An internationalization context is a distributable collection of internationalization information containing an ordered list, or chain, of locales and a single time zone, where the locales and time zone are instances of the java.util.Locale and java.util.TimeZone Java SDK types, respectively. A locale chain is ordered according to the user's preference.

Internationalization context: Propagation and scope

The scope of internationalization context is implicit.

Every EJB client application, servlet service method, and EJB business method call has two internationalization contexts under which it runs. For each application component call, the container enters the caller context and the call context, as indicated by the pertinent internationalization policy, into scope before the container delegates to the actual implementation.
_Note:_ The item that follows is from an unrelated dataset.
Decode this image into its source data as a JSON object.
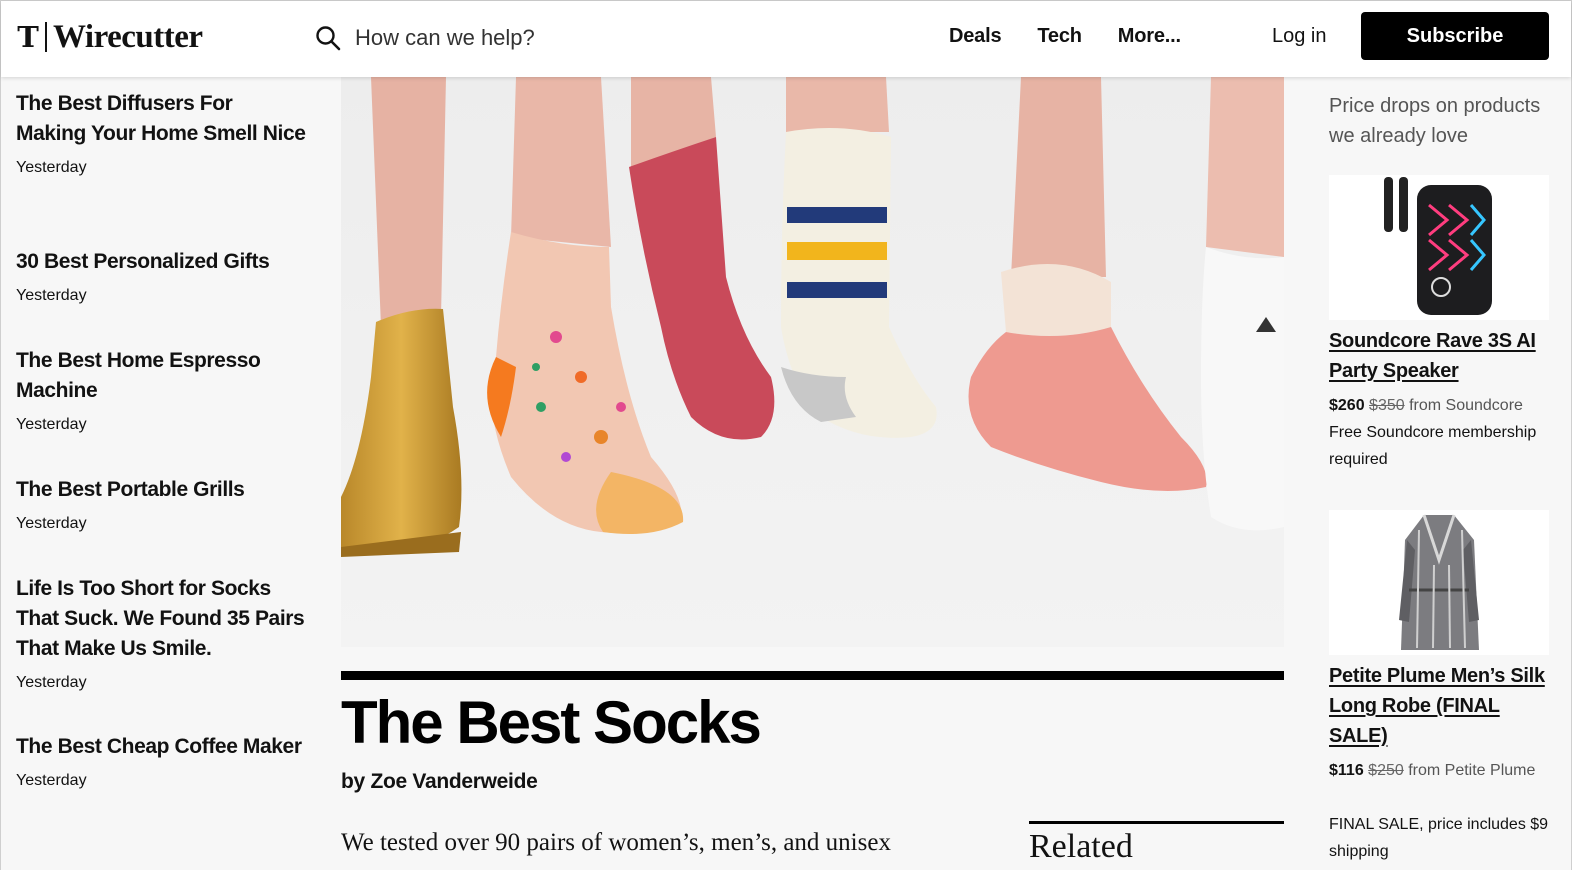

When the implementation returns, the service removes these contexts from scope. The internationalization service supplies no programmatic mechanism for components to explicitly manage the scope of internationalization context.

Internationalization context: Management policies

Internationalization policies prescribe how Java EE application components or their hosting containers manage internationalization context on component invocations. Two internationalization context management policies apply to all component types: Application-managed internationalization (AMI) and Container-managed internationalization (CMI).